Storage Classes requirements for LHCb
Input provided by
Philippe Charpentier and
Nick Brook.
- Storage Classes needed at various sites
- For Tier0 and Tier1: Tape1Disk0, Tape1Disk1 and Tape0Disk1
- For Tier2: no special storage requirements. Only simulation production running at Tier2, output is stored on the worker nodes and transferred. For Tier2's large enough to run analysis: Tape0Disk1. The size would be discussed locally by LHCb physicists and selected datasets would be replicated there.
- Data flow between Tier0, Tier1, Tier2 and transfer rates
- Mainly available in presentations by N. Brook at pre-GDB Storage Classes meetings in October
and December
- Space reservation requirement
- Static space reservation.
- It would be great to have the possibility however to be able to know how much space is left free (e.g. before bulk transfers).
- Space token descriptions per VO
- Raw data: Tape1Disk0 (at Tier0 and Tier1s) - LHCb_RAW
- Reconstructed data (RDST): Tape1Disk0 at reconstruction Tier0/1; the space could be shared with RAW - LHCb_RDST
- Stripped data and MC data (DST): Tape1Disk1 at production site (or closest Tier1 for MC), Tape0Disk1 at all other Tier1s (one other Tier1 for MC) - LHCb_M-DST (M for Master) Tape1Disk1 ; LHCb_DST Tape0Disk1; LHCb_MC_M-DST Tape1Disk1 (even if shared with M-DST); LHCb_MC_DST Tape0Disk1 (even if shared with DST).
- User files, calibration files etc...: Tape1Disk1 (no replication, most probably each user using mainly a single SE for convenience?). Note: files might be small, hence not necessarily convenient for e.g. Castor. These are micro-DST, Ntuples, private format files, temporary alignment DB (SQLite files) etc... - LHCb_USER
- Special requirements
- If xrootd demonstrates it can be "the" solution for generic file access, replacing gfal (option to be seriously considered), of course LHCb would be interested on it replacing existing access protocols.
- Data access patterns
- LHCb RAW:
- Written (from the DAQ at Tier0, from Tier0 at Tier1) in (almost) real time with data taking. Access from both WAN (for distribution) and LAN (for reconstruction) . Question: should there be distinct pools depending on the access with automatic disk-to-disk copy?

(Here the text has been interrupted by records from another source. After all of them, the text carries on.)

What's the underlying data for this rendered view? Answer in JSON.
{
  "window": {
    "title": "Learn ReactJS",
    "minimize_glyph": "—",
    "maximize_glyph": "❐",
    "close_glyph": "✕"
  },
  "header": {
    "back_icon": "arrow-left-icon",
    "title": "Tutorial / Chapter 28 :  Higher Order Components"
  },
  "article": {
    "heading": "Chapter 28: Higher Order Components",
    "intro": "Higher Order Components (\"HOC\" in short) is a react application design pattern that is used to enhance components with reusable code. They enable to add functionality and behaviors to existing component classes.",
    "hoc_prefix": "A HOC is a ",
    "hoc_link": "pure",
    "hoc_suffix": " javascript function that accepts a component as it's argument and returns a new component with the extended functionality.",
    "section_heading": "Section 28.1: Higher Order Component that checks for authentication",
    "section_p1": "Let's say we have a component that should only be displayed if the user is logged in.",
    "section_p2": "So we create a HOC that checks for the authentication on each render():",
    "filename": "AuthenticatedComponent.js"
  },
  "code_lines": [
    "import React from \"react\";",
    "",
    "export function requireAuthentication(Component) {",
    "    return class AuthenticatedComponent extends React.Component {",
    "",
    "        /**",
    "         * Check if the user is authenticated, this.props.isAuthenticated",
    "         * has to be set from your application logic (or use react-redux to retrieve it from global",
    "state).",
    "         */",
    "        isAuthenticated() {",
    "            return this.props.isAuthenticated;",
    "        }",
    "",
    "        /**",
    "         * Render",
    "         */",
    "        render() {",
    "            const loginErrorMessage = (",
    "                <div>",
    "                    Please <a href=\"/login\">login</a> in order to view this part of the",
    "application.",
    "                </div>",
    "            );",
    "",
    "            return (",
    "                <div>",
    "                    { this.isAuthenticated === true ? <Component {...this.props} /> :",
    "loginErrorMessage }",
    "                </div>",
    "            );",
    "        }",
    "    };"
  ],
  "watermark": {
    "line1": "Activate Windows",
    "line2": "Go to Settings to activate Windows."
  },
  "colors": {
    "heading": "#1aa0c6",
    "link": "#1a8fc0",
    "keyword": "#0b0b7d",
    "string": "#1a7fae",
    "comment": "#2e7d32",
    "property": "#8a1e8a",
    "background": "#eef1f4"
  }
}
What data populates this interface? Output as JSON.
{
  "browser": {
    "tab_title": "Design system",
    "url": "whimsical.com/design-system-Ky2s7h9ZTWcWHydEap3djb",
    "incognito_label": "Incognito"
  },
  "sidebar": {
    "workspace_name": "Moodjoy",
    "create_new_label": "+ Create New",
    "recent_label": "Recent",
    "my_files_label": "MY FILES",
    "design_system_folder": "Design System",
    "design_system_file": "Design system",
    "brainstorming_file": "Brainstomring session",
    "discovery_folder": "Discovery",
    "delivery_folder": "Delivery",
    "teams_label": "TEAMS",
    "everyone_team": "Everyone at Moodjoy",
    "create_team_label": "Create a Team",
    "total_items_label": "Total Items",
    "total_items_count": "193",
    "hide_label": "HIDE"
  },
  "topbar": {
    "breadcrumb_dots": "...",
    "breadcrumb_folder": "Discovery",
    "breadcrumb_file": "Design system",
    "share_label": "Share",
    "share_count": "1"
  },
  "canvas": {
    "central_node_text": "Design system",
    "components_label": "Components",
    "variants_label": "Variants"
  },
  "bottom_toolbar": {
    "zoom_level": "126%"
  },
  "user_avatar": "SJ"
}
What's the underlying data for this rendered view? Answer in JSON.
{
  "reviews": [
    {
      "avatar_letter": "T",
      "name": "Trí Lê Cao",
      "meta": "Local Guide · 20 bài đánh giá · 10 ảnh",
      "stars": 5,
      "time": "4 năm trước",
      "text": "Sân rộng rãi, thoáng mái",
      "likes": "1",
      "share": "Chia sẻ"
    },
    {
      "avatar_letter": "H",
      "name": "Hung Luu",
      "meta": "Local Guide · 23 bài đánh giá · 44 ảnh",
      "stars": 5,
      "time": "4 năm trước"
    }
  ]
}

- Files pinned on disk-cache for a few days, allowing reconstruction to take place.
- Files processed within a few days and unpinned by the reconstruction job (still unclear: when to unpin files at Tier0 that are reconstructed at Tier1s?)
- For Re-reconstruction: files staged from tape before launching reconstruction jobs (not clear yet how to synchronize job s with staging), pinned and unpinned by reconstruction jobs
- LHCb RDST:
- Written by the reconstruction job, pinned on disk for further stripping (unpinned by stripping job)
- For Re-stripping: same procedure as for Re-reconstruction
- LHCb (MC) M-DST:
- Written by the stripping job at local Tier1
- WAN access for distribution to other Tier1s
- Frequent and chaotic local access by analysis jobs
- LHCb (MC) DST:
- Distributed over WAN from M-DST
- Frequent and chaotic local access by anlysis jobs
- LHCb USER:
- Fully chaotic usage
- Files written by analysis jobs running at other Tier1s (over WAN), presumably using the public network (primary storage)
- Files might be small, frequently accessed locally even from non-grid nodes (e.g. copy to desktop/laptop)
- Plans from 1st April 2007 till end of the year
- Analysis of "DC06" stripped data (for the LHCb physics book). Using "LHCb MC (M-)DST" at Tier1s
- Alignment/Calibration challenge (at Tier0?): production of mis-aligned data (small sample), running alignment jobs, feeding into the Conditions-DB, streaming at Tier1s, reconstruction of control samples at Tier1s. All this doesn't involve large datasets)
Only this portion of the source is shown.